跳转至

conformance-judge

PENDING — the agentic core. Per touched node, judge whether a PR's diff honors that node's spec intent, fed the spec + its tree + the node's diff slice + its yatsu scenarios. Structured verdict, not free text. Deterministic spec-touch matrix is its input. No code yet.

The agentic heart of CI-Gate-Spex-forge — and the LLM judge spec-lint explicitly deferred ("whether the code still matches what the spec says is the LLM judge's job, async, not in the commit path").

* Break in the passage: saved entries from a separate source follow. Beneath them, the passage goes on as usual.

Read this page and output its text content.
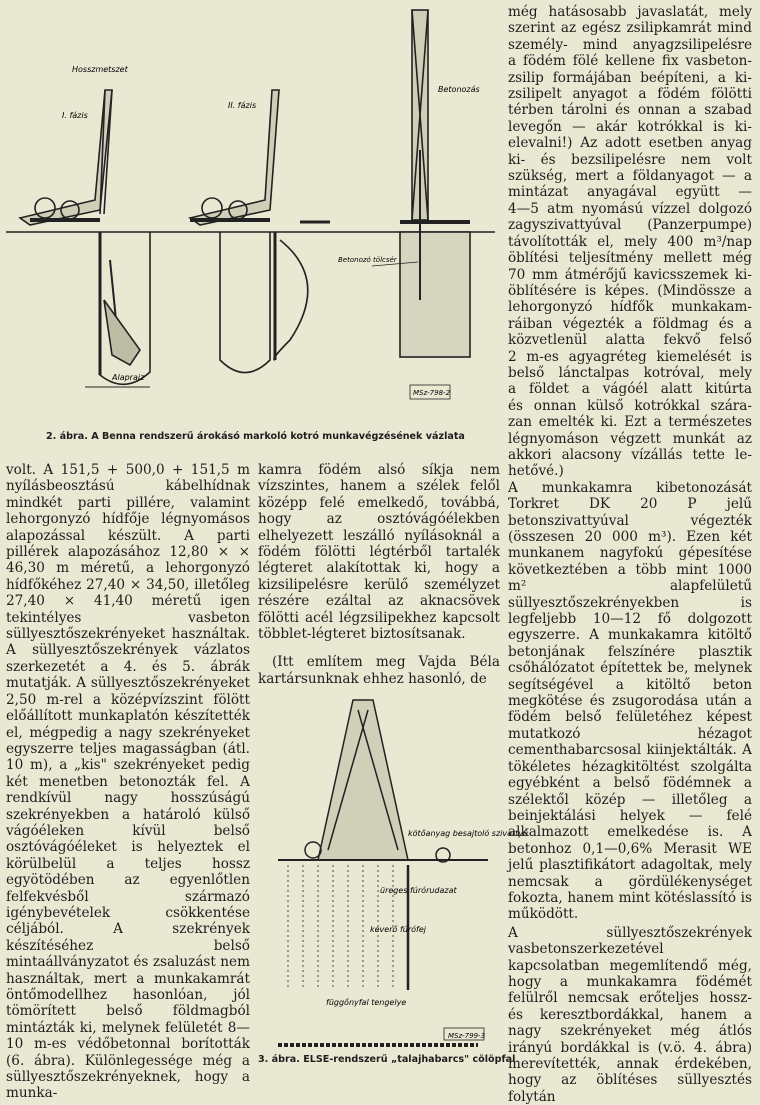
Hosszmetszet
I. fázis
II. fázis
Betonozás
Betonozó tölcsér
Alaprajz
MSz-798-2
2. ábra. A Benna rendszerű árokásó markoló kotró munkavégzésének vázlata
kötőanyag besajtoló szivattyú
üreges fúrórudazat
keverő fúrófej
függőnyfal tengelye
MSz-799-3
3. ábra. ELSE-rendszerű „talajhabarcs" cölöpfal
még hatásosabb javaslatát, mely
szerint az egész zsilipkamrát mind
személy- mind anyagzsilipelésre
a födém fölé kellene fix vasbeton-
zsilip formájában beépíteni, a ki-
zsilipelt anyagot a födém fölötti
térben tárolni és onnan a szabad
levegőn — akár kotrókkal is ki-
elevalni!) Az adott esetben anyag
ki- és bezsilipelésre nem volt
szükség, mert a földanyagot — a
mintázat anyagával együtt —
4—5 atm nyomású vízzel dolgozó
zagyszivattyúval (Panzerpumpe)
távolították el, mely 400 m³/nap
öblítési teljesítmény mellett még
70 mm átmérőjű kavicsszemek ki-
öblítésére is képes. (Mindössze a
lehorgonyzó hídfők munkakam-
ráiban végezték a földmag és a
közvetlenül alatta fekvő felső
2 m-es agyagréteg kiemelését is
belső lánctalpas kotróval, mely
a földet a vágóél alatt kitúrta
és onnan külső kotrókkal szára-
zan emelték ki. Ezt a természetes
légnyomáson végzett munkát az
akkori alacsony vízállás tette le-
hetővé.)

A munkakamra kibetonozását Torkret DK 20 P jelű betonszivattyúval végezték (összesen 20 000 m³). Ezen két munkanem nagyfokú gépesítése következtében a több mint 1000 m² alapfelületű süllyesztőszekrényekben is legfeljebb 10—12 fő dolgozott egyszerre. A munkakamra kitöltő betonjának felszínére plasztik csőhálózatot építettek be, melynek segítségével a kitöltő beton megkötése és zsugorodása után a födém belső felületéhez képest mutatkozó hézagot cementhabarcsosal kiinjektálták. A tökéletes hézagkitöltést szolgálta egyébként a belső födémnek a szélektől közép — illetőleg a beinjektálási helyek — felé alkalmazott emelkedése is. A betonhoz 0,1—0,6% Merasit WE jelű plasztifikátort adagoltak, mely nemcsak a gördülékenységet fokozta, hanem mint kötéslassító is működött.

A süllyesztőszekrények vasbetonszerkezetével kapcsolatban megemlítendő még, hogy a munkakamra födémét felülről nemcsak erőteljes hossz- és keresztbordákkal, hanem a nagy szekrényeket még átlós irányú bordákkal is (v.ö. 4. ábra) merevítették, annak érdekében, hogy az öblítéses süllyesztés folytán

volt. A 151,5 + 500,0 + 151,5 m nyílásbeosztású kábelhídnak mindkét parti pillére, valamint lehorgonyzó hídfője légnyomásos alapozással készült. A parti pillérek alapozásához 12,80 × × 46,30 m méretű, a lehorgonyzó hídfőkéhez 27,40 × 34,50, illetőleg 27,40 × 41,40 méretű igen tekintélyes vasbeton süllyesztőszekrényeket használtak. A süllyesztőszekrények vázlatos szerkezetét a 4. és 5. ábrák mutatják. A süllyesztőszekrényeket 2,50 m-rel a középvízszint fölött előállított munkaplatón készítették el, mégpedig a nagy szekrényeket egyszerre teljes magasságban (átl. 10 m), a „kis" szekrényeket pedig két menetben betonozták fel. A rendkívül nagy hosszúságú szekrényekben a határoló külső vágóéleken kívül belső osztóvágóéleket is helyeztek el körülbelül a teljes hossz egyötödében az egyenlőtlen felfekvésből származó igénybevételek csökkentése céljából. A szekrények készítéséhez belső mintaállványzatot és zsaluzást nem használtak, mert a munkakamrát öntőmodellhez hasonlóan, jól tömörített belső földmagból mintázták ki, melynek felületét 8—10 m-es védőbetonnal borították (6. ábra). Különlegessége még a süllyesztőszekrényeknek, hogy a munka-

kamra födém alsó síkja nem vízszintes, hanem a szélek felől középp felé emelkedő, továbbá, hogy az osztóvágóélekben elhelyezett leszálló nyílásoknál a födém fölötti légtérből tartalék légteret alakítottak ki, hogy a kizsilipelésre kerülő személyzet részére ezáltal az aknacsövek fölötti acél légzsilipekhez kapcsolt többlet-légteret biztosítsanak.

(Itt említem meg Vajda Béla kartársunknak ehhez hasonló, de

Determinism routes; the agent judges. Routing is mechanical — the code: graph already maps each changed file to its node. The judge appears only where meaning must be weighed: does this slice of the diff still honor what its node's spec says?

Tier 0.5 — the spec-touch matrix (deterministic input). Per touched node, classify (spec touched?, code touched?):

  • code changed / spec untouched — drift risk; the judge decides harmless detail vs. silent divergence (the most dangerous cell, invisible to lint/typecheck).
  • spec + code changed — normal; the judge checks the two are self-consistent.
  • spec only — intent moved ahead of code; a note, with a follow-up question.
  • neither, file ungoverned — a coverage smell, not a judgment.

Tier 1 — one judge per touched node, bounded and structured. Not one agent over the whole PR. Each judge is fed: the node's spec body plus its parent/siblings/children (intent is only legible against the tree), the node's slice of the diff (already grouped by review-proof), and the node's yatsu scenarios (the expected zero-loss behavior). It returns a closed-schema verdict — { verdict: conforms | diverges | spec-missing, severity: block | warn | note, rationale, evidence } — never free prose. Judges run in parallel across nodes and are skipped entirely for a PR that touches no governed node.

Read-mostly. The judge produces a verdict; it never pushes a commit, never auto-merges, and never writes a node's status. Escalating to adversarial multi-vote review is a depth knob, not the default.

Out of scope: publishing the verdict (forge-write-seam), sequencing it with the Tier-0 gates and CI (forge-gate), and the Tier-2 suggestion agent (deferred, default off).